Range applications extend DDoS protection, TLS encryption, and custom rule policies to TCP and UDP services, not just traditional HTTP/HTTPS traffic. These apps secure your TCP-based services beyond just web traffic and provide comprehensive security and performance benefits within IBM Cloud CIS.

Range application use cases

Use cases for Range applications include:

Protecting a corporate VPN gateway
A company exposes a VPN for remote employees. A Range application ensures the VPN remains available during DDoS attacks while masking the origin IP.
Safeguarding NAT and network devices
Network Address Translations (NAT) devices manage inbound and outbound traffic. Range applications prevent abuse while maintaining reliable connectivity.
Securing a partner-accessible database
A MySQL or PostgreSQL database is accessed by trusted partners. Range applications allow traffic to pass securely without exposing the database server to the open internet.
Protecting collaboration and third-party integrations
A company integrates with collaboration platforms such as Zoom or Microsoft Teams. Because traffic originates from a known and limited set of IP ranges, a Range application allows this traffic to pass uninterrupted while preventing it from being misclassified as DDoS activity.

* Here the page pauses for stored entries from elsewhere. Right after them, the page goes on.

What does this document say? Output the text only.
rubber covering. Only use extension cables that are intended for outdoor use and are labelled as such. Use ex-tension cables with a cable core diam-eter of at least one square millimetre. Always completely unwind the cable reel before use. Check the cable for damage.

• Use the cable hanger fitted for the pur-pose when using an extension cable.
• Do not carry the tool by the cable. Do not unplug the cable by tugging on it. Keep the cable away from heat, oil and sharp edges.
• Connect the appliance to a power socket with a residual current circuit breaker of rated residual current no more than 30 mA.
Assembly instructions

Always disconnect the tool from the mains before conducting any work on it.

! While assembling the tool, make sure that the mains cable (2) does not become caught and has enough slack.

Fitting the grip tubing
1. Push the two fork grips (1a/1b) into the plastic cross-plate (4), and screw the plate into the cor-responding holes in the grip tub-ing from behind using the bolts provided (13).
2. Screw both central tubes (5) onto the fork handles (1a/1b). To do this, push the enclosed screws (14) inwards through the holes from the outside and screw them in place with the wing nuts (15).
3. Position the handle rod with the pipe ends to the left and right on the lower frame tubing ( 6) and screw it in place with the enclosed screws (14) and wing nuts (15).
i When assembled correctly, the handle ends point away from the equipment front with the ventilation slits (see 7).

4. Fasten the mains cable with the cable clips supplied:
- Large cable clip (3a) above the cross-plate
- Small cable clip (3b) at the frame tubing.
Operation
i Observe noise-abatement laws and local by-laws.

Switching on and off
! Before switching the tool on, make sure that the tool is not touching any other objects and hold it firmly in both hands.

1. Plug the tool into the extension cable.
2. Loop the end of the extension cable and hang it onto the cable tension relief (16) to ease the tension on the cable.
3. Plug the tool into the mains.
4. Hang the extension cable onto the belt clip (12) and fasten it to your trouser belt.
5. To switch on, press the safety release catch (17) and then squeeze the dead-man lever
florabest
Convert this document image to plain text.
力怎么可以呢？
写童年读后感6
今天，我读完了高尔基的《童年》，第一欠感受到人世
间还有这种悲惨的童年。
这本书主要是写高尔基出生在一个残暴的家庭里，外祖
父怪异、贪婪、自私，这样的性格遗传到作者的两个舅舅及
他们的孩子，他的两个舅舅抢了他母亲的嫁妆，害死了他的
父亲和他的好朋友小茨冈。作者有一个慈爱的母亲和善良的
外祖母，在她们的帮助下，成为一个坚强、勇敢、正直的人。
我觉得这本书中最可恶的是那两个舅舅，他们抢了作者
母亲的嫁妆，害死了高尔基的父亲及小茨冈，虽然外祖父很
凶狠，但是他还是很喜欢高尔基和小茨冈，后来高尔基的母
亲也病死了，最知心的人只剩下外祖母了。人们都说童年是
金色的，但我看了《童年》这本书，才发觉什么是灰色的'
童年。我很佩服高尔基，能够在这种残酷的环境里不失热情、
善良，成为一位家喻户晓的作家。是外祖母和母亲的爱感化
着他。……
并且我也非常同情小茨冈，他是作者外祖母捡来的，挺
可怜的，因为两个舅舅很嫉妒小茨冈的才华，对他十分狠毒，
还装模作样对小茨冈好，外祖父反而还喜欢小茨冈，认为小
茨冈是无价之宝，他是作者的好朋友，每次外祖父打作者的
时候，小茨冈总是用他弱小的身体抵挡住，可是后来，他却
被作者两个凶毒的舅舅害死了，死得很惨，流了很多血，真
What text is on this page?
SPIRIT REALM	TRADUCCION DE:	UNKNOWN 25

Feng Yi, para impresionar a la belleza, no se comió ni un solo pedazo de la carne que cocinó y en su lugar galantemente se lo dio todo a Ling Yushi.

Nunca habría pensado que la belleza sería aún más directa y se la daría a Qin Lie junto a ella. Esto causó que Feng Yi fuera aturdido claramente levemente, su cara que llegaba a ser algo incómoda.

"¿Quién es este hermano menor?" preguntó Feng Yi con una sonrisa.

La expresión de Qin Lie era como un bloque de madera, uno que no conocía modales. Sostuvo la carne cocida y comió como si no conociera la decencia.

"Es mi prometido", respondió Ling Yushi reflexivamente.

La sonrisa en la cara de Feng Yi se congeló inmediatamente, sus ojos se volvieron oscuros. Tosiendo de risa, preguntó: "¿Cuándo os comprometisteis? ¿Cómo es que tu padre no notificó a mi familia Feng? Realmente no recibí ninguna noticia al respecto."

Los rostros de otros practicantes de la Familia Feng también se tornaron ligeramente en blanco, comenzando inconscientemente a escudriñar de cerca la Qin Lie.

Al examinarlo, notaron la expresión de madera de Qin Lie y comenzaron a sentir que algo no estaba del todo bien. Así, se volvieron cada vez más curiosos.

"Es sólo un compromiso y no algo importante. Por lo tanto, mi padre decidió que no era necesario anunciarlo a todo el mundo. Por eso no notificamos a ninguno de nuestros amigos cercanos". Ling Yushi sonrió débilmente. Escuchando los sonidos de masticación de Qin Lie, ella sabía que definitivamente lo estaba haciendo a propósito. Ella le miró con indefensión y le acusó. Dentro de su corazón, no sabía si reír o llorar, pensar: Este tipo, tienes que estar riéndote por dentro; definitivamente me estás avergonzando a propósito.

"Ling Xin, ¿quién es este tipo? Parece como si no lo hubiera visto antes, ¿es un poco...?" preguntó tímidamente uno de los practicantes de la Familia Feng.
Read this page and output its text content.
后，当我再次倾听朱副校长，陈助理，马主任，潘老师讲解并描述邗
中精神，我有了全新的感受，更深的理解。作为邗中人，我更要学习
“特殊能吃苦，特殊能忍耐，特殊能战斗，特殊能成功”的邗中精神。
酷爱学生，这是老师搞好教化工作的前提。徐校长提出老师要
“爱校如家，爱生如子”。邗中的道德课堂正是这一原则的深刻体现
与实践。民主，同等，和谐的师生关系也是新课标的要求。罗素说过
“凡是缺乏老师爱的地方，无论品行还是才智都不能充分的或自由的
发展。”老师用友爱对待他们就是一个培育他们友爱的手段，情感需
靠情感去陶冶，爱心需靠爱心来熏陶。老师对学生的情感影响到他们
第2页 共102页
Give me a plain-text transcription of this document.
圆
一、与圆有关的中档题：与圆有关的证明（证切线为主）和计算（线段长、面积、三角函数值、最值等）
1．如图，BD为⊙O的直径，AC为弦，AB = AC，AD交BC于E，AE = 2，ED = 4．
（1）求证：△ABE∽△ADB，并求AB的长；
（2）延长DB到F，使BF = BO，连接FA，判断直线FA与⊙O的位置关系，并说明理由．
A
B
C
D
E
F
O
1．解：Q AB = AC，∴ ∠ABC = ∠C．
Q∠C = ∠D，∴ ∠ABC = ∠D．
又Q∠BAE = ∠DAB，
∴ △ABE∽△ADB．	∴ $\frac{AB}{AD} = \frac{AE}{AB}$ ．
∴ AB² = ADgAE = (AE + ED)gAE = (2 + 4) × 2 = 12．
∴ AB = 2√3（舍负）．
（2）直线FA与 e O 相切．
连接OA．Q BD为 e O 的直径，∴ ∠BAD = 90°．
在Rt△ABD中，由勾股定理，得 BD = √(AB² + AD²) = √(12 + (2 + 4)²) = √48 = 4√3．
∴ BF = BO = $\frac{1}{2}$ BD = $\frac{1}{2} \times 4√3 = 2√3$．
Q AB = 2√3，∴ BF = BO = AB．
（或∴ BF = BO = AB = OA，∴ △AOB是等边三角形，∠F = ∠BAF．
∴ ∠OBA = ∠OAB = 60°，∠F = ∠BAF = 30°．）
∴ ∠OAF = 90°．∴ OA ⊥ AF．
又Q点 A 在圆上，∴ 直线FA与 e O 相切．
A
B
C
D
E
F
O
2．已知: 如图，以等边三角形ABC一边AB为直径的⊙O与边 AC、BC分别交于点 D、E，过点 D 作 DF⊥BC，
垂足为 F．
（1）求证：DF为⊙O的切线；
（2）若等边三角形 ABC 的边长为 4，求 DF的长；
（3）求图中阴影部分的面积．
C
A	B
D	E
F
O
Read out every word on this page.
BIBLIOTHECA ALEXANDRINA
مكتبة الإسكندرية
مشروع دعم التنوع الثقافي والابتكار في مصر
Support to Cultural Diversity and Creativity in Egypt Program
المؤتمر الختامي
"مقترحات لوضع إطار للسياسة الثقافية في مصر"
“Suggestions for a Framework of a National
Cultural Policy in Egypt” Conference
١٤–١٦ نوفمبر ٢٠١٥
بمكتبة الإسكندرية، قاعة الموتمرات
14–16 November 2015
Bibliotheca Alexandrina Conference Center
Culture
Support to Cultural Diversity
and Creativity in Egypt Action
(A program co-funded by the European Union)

Range application WAF support use cases

Range applications can be configured to operate at either Layer 7 (HTTPS) or Layer 4 (TCP), which determines whether WAF inspection is applied. The following use cases describe how WAF support varies based on the application type and traffic handling model.

Enabling WAF inspection for HTTPS-based Range applications

Use a Range application with type HTTPS (for example, port 9443) when your application requires Layer 7 protection.

In this configuration, the TLS handshake is ended at the CIS edge. After TLS is terminated at the CIS edge, traffic is decrypted and inspected by the WAF. CIS can then re-encrypt the traffic before forwarding it to the origin, ensuring secure communication between CIS and the origin.

As a result, traffic is inspected and protected before it reaches the back-end service, while secure communication between CIS and the origin is maintained.

Example of traffic flow: Client → HTTPS:443 → CIS (WAF inspection) → HTTPS:9443 → Origin

Using TCP-based Range applications without WAF support

Use Range applications with TCP for services that require layer 4 proxying.

In this configuration, CIS operates at the transport layer and does not stop TLS or inspect layer 7 traffic. Because the traffic is forwarded as TCP, the payload is not decrypted and is not evaluated by the WAF.

As a result, WAF protections are not applied. Instead, CIS provides network level capabilities such as DDoS protection, IP masking, and secure TCP proxying while it forwards traffic directly to the origin.

Example of traffic flow: Client → TCP → CIS (L4 proxy/DDoS protection) → TCP → Origin

Supported protocols and use cases

The application type determines how traffic is routed from the CIS edge to your origin:

  • TCP or UDP: Use when you want CIS to proxy traffic directly to your origin.
  • HTTP or HTTPS: Required for Edge functions or Bot Management; traffic is routed through the CIS pipeline.
  • RDP: Securely connect by using Remote Desktop Protocol (RDP), with built-in DDoS protection and access control.
  • SSH: Securely access remote servers over SSH without exposing your origin IP.
  • Minecraft: Protect and accelerate Minecraft servers with DDoS mitigation and improved network performance.

For protocol-specific limitations, see Known issues and limitations.

Security and port configuration

By default, the Range application listens on all ports, which might raise concerns during security audits. However, the Range application only proxies connections from edge ports explicitly that are configured in CIS.

When a TCP handshake is initiated on any port of a Range application IP, CIS may complete the handshake at the edge. However, only ports explicitly configured for a Range application are proxied to the origin. Connections to other ports are immediately terminated at the edge without reaching the origin.

The Range application proxies traffic to the origin only when a Range application is configured for the requested port.